La préparation de l’attaque débuta par de nombreuses reconnaissances d’avions ; presque chaque jour, nous étions attaqués par des avions allemands, mieux armés et plus rapides, mais nous veillions au grain et, sitôt que nous le pouvions, tapions dans les taubes avec joie ! Puis, la lourde entra en action pour démolir les batteries et les gros abris ennemis.
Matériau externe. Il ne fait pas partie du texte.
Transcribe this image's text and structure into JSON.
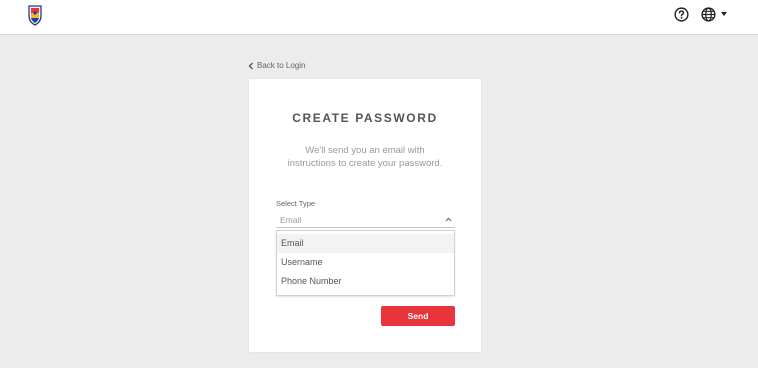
{
  "header": {
    "logo_icon": "crest-logo",
    "help_icon": "help-circle-icon",
    "language_icon": "globe-icon"
  },
  "nav": {
    "back_label": "Back to Login"
  },
  "card": {
    "title": "CREATE PASSWORD",
    "description_line1": "We'll send you an email with",
    "description_line2": "instructions to create your password.",
    "select_label": "Select Type",
    "select_value": "Email",
    "options": [
      {
        "label": "Email"
      },
      {
        "label": "Username"
      },
      {
        "label": "Phone Number"
      }
    ],
    "send_label": "Send"
  },
  "colors": {
    "accent": "#e8353b",
    "background": "#ececec"
  }
}
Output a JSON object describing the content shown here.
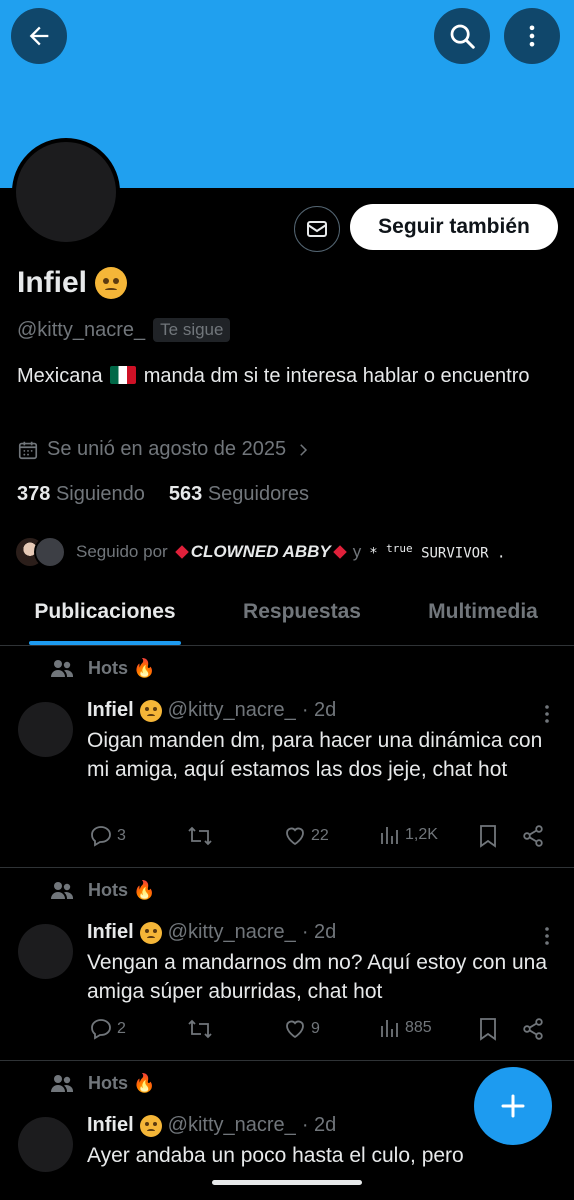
{
  "header": {
    "back_icon": "arrow-left-icon",
    "search_icon": "search-icon",
    "more_icon": "more-vertical-icon",
    "banner_color": "#20a0ef"
  },
  "profile": {
    "name": "Infiel",
    "handle": "@kitty_nacre_",
    "follows_you": "Te sigue",
    "follow_button": "Seguir también",
    "bio_before_flag": "Mexicana",
    "bio_after_flag": "manda dm si te interesa hablar o encuentro",
    "joined": "Se unió en agosto de 2025",
    "following_count": "378",
    "following_label": "Siguiendo",
    "followers_count": "563",
    "followers_label": "Seguidores",
    "followed_by_prefix": "Seguido por",
    "followed_by_name1": "CLOWNED ABBY",
    "followed_by_and": "y",
    "followed_by_name2_sup": "true",
    "followed_by_name2": "SURVIVOR",
    "followed_by_suffix": "."
  },
  "tabs": [
    {
      "label": "Publicaciones",
      "active": true
    },
    {
      "label": "Respuestas",
      "active": false
    },
    {
      "label": "Multimedia",
      "active": false
    }
  ],
  "posts": [
    {
      "context": "Hots 🔥",
      "name": "Infiel",
      "handle": "@kitty_nacre_",
      "time": "· 2d",
      "text": "Oigan manden dm, para hacer una dinámica con mi amiga, aquí estamos las dos jeje, chat hot",
      "replies": "3",
      "reposts": "",
      "likes": "22",
      "views": "1,2K"
    },
    {
      "context": "Hots 🔥",
      "name": "Infiel",
      "handle": "@kitty_nacre_",
      "time": "· 2d",
      "text": "Vengan a mandarnos dm no? Aquí estoy con una amiga súper aburridas, chat hot",
      "replies": "2",
      "reposts": "",
      "likes": "9",
      "views": "885"
    },
    {
      "context": "Hots 🔥",
      "name": "Infiel",
      "handle": "@kitty_nacre_",
      "time": "· 2d",
      "text": "Ayer andaba un poco hasta el culo, pero"
    }
  ],
  "fab_icon": "plus-icon"
}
Enfin, le 75 eut aussi à donner de la voix, non contre le 77, car il y en avait très peu, mais contre les tranchées de la Garde devant Monchy. Ce bombardement avait lieu tous les jours, deux fois, pendant 5 minutes, à 50 coups par batterie. Au signal donné, les 12 batteries de 75, appuyées par les deux de lourde, ouvraient le feu. Chaque seconde apportait l’écho d’un coup tiré et d’un éclatement ; le tapage était infernal et affolant et, pour nous qui, de l’observatoire, pouvions merveilleusement voir les coups porter, c’était un spectacle féerique, diabolique, inouï ! A 300 mètres, à droite et à gauche du village, et tout le long de sa lisière, il tombait un obus tous les 12 mètres, en tir progressif fauché, tantôt à balles, tantôt à explosifs ; quand, au bout d’un instant, les coups se faisaient plus espacés et cessaient enfin, nous laissant les oreilles bourdonnantes, nous apercevions deux nuages d’épaisse fumée blanche (pour les shrapnells) et noire (pour les explosifs) flottant doucement au-dessus des premières maisons, trouées ça et là par la flamme d’un incendie. Une demi-heure, nouveau bombardement dans les mêmes conditions ; la nuit étant alors tombée, ce n’était plus des flocons de fumée qui nous révélaient la chute des obus, mais la flamme de leurs éclatemens ; on eût dit une rampe de lampes électriques s’allumant à la cadence des étincelles des magnétos, comme on en voit aux stands d’automobiles au Salon de l’Auto. On ne peut se douter de ce qu’est le tir du 75 tant qu’on n’a pas vu un pareil spectacle.